Una vez que los diputados presos finalizaron sus trámites salieron directamente a los ascensores dejándose hacer fotos de despedida con sus compañeros y despidiéndose con un “adeu” a la prensa.

De esta forma los cuatro diputados soberanistas cumplieron con la orden del Tribunal Supremo de no hacer declaraciones a la prensa, aunque a la pregunta de un periodista de cómo se encontraban, Josep Rull contestó “molt be, molt be (muy bien, muy bien)”.

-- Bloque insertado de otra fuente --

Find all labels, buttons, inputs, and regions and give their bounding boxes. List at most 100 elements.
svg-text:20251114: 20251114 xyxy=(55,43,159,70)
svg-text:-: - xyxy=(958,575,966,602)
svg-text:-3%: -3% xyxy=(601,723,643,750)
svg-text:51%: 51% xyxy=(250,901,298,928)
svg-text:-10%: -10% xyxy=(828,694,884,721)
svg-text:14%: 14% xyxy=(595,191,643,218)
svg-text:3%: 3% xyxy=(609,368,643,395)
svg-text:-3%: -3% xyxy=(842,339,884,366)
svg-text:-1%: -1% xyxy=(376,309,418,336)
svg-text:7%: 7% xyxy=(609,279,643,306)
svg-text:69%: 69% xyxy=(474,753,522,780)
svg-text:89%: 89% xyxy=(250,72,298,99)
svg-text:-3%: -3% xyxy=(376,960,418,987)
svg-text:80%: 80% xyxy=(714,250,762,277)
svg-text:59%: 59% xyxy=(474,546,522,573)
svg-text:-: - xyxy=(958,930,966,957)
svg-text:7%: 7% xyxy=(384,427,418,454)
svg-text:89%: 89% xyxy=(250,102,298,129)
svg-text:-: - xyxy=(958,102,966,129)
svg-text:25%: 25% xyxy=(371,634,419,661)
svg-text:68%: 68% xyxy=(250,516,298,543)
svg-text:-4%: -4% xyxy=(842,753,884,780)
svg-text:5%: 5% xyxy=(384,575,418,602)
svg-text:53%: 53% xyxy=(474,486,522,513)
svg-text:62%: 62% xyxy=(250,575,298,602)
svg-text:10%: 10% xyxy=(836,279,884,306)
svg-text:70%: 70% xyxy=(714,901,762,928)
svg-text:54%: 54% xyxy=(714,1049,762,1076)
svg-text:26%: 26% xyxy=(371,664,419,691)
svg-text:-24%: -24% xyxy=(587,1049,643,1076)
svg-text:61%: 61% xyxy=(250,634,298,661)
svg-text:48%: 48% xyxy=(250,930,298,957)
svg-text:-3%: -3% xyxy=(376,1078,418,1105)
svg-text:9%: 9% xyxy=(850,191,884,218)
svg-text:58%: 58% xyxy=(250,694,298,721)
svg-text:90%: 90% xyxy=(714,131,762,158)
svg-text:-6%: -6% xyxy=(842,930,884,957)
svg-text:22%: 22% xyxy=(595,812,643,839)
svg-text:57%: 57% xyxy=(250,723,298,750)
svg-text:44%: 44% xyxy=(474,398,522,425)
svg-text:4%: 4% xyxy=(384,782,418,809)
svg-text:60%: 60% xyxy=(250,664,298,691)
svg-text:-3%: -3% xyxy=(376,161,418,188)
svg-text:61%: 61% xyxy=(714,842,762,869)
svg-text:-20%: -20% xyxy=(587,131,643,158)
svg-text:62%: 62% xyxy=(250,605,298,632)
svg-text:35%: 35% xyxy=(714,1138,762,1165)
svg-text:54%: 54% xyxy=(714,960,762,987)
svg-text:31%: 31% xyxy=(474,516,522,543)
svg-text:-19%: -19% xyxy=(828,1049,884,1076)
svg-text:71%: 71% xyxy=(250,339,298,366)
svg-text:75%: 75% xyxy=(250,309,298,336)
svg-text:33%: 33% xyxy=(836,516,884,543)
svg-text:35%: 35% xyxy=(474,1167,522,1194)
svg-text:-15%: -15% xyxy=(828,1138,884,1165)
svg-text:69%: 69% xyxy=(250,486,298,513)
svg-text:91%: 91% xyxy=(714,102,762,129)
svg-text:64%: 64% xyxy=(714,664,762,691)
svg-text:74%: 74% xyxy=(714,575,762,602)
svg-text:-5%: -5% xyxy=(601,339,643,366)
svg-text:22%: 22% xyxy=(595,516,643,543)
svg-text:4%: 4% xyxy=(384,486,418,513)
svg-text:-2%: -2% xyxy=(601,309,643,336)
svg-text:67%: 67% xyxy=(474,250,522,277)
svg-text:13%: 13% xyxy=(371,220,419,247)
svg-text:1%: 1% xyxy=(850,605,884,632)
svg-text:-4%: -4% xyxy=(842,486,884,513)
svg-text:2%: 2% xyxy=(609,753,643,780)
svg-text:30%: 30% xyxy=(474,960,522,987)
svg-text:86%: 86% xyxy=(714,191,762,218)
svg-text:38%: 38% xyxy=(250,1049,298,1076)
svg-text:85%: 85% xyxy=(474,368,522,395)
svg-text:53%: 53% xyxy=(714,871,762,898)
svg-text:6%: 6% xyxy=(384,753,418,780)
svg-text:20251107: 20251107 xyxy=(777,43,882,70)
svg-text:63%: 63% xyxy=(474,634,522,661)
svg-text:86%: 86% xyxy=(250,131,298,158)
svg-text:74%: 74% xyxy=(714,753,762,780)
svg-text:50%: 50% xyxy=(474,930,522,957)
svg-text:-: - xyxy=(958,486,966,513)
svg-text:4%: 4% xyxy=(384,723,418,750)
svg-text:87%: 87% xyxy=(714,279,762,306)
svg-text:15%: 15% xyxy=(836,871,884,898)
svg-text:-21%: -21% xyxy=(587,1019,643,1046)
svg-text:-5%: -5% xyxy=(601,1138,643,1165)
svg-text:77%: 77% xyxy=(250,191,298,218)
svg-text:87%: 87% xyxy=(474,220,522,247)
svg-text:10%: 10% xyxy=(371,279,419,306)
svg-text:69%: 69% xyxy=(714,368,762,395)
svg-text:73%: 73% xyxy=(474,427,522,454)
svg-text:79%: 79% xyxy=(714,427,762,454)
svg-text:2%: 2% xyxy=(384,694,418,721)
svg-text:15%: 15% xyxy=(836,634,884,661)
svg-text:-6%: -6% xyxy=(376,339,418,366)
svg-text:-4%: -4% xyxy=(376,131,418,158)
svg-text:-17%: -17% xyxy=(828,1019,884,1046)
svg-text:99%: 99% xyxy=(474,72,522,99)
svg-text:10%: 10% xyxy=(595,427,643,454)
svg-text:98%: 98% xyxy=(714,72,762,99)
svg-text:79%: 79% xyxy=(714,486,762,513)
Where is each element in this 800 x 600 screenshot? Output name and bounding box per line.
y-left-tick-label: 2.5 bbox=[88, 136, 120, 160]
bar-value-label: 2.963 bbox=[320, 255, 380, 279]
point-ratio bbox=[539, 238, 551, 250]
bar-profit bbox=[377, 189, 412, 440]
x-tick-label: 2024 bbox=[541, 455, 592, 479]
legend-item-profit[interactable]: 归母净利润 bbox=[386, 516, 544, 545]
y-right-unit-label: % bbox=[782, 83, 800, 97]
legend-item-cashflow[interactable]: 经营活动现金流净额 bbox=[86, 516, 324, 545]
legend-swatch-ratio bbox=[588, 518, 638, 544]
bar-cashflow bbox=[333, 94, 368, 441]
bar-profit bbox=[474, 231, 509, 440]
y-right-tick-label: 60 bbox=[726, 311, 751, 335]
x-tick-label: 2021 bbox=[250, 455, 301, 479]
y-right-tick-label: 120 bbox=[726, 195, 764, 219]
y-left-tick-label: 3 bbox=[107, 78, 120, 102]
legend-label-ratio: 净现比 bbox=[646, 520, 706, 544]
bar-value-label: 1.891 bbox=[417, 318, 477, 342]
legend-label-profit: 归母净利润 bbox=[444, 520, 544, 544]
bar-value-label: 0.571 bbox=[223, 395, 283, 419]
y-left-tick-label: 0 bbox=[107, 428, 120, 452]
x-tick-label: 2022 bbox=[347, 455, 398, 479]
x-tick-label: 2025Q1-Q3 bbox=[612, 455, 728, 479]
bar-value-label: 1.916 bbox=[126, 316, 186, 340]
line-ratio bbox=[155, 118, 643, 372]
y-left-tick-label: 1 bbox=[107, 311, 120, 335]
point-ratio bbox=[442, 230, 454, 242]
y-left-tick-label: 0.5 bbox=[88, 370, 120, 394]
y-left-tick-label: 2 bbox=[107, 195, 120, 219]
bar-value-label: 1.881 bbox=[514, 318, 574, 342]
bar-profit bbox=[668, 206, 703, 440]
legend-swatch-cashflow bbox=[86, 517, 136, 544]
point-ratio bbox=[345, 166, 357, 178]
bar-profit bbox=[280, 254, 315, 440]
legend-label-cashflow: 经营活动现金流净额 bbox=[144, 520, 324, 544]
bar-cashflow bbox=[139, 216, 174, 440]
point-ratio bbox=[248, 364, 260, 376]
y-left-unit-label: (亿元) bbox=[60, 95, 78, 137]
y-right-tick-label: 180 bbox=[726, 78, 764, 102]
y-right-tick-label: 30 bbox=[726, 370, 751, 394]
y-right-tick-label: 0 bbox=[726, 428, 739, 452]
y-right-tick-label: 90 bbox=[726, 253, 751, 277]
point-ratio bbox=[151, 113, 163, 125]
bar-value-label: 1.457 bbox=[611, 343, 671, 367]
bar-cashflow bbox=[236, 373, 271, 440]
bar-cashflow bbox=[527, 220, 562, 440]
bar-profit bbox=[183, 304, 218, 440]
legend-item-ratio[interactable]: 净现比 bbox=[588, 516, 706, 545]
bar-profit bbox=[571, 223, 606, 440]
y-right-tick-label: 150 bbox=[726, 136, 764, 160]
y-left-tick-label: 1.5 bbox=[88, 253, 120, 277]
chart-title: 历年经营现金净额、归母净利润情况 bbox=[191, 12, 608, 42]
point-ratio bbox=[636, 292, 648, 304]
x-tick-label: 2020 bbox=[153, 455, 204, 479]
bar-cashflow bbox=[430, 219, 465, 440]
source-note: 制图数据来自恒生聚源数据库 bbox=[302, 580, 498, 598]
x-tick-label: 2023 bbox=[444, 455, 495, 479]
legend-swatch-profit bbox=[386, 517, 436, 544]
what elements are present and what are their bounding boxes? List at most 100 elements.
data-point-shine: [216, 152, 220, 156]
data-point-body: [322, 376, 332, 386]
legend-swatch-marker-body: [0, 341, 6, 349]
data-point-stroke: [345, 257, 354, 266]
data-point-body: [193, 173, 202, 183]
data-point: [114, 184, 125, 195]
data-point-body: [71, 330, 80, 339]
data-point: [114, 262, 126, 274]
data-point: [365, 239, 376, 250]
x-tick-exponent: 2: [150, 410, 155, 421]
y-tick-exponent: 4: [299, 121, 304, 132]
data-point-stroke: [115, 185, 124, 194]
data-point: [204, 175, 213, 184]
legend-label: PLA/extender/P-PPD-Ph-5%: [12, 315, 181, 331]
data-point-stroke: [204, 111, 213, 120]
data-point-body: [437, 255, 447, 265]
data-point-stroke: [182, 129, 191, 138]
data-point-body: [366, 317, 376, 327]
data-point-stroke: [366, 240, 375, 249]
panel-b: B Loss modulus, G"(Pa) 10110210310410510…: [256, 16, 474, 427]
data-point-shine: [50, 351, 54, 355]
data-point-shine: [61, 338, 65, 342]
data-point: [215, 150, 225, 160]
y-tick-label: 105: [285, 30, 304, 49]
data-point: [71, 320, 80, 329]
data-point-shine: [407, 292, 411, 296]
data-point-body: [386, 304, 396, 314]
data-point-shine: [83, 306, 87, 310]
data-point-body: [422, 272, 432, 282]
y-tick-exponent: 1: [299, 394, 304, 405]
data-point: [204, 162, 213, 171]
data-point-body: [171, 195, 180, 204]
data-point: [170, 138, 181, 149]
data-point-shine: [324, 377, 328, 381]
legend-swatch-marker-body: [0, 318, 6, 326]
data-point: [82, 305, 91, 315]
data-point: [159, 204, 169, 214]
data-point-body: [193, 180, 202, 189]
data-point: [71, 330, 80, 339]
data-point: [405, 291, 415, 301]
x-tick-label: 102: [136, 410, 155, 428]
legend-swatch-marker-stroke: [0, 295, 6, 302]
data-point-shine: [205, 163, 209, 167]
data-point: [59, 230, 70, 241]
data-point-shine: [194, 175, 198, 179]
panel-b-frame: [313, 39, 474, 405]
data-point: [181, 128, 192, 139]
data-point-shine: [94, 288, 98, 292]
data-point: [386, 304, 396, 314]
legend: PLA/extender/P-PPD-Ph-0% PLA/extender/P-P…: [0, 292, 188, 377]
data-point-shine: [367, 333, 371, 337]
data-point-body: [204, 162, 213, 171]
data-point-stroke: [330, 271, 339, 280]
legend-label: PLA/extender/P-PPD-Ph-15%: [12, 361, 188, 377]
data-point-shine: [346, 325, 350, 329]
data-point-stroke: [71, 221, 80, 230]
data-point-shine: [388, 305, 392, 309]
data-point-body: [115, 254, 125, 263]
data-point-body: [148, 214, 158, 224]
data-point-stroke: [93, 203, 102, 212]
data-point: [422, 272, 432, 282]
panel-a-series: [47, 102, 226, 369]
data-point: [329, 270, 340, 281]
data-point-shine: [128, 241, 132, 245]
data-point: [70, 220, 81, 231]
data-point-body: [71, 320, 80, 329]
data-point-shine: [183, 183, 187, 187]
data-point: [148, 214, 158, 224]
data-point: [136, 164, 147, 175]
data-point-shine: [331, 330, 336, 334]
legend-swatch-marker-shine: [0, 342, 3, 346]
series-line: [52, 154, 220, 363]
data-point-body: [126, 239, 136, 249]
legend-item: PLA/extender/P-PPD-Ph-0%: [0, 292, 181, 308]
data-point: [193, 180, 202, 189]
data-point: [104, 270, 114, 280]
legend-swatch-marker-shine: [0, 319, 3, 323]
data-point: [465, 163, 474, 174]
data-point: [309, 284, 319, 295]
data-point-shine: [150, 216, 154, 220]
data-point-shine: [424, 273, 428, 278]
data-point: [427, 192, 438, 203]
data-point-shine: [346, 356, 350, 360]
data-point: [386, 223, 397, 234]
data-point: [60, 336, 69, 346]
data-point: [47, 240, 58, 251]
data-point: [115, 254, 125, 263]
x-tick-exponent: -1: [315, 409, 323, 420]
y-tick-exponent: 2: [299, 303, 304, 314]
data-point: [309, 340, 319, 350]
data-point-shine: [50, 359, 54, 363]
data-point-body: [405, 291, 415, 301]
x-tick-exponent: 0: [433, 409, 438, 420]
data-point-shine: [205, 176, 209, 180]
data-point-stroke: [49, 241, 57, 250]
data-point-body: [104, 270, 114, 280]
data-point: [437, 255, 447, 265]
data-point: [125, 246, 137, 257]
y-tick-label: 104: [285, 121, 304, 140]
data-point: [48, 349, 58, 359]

Junqueras fue el último en entrar en el ascensor y el último en despedirse de Gabriel Rufián con un fuerte abrazo mientras que a su llegada fue la portavoz adjunta Carolina Telechea la primera en saludarle efusivamente.

Pese a toda la normalidad vivida en esas horas, el portavoz de JxCAT en el Senado, Josep Lluis Cleries, se mostró contrariado porque no se les haya permitido reunirse con ellos y lamentó que “no les dejaron quedarse ni un minuto” y que se les trate como “diputados incomunicados”.

Superado este trámite, los cuatro presos volverán hoy al Congreso para estar presentes en la constitución de las Cortes y acatar la Carta Magna que les da la condición plena de diputados.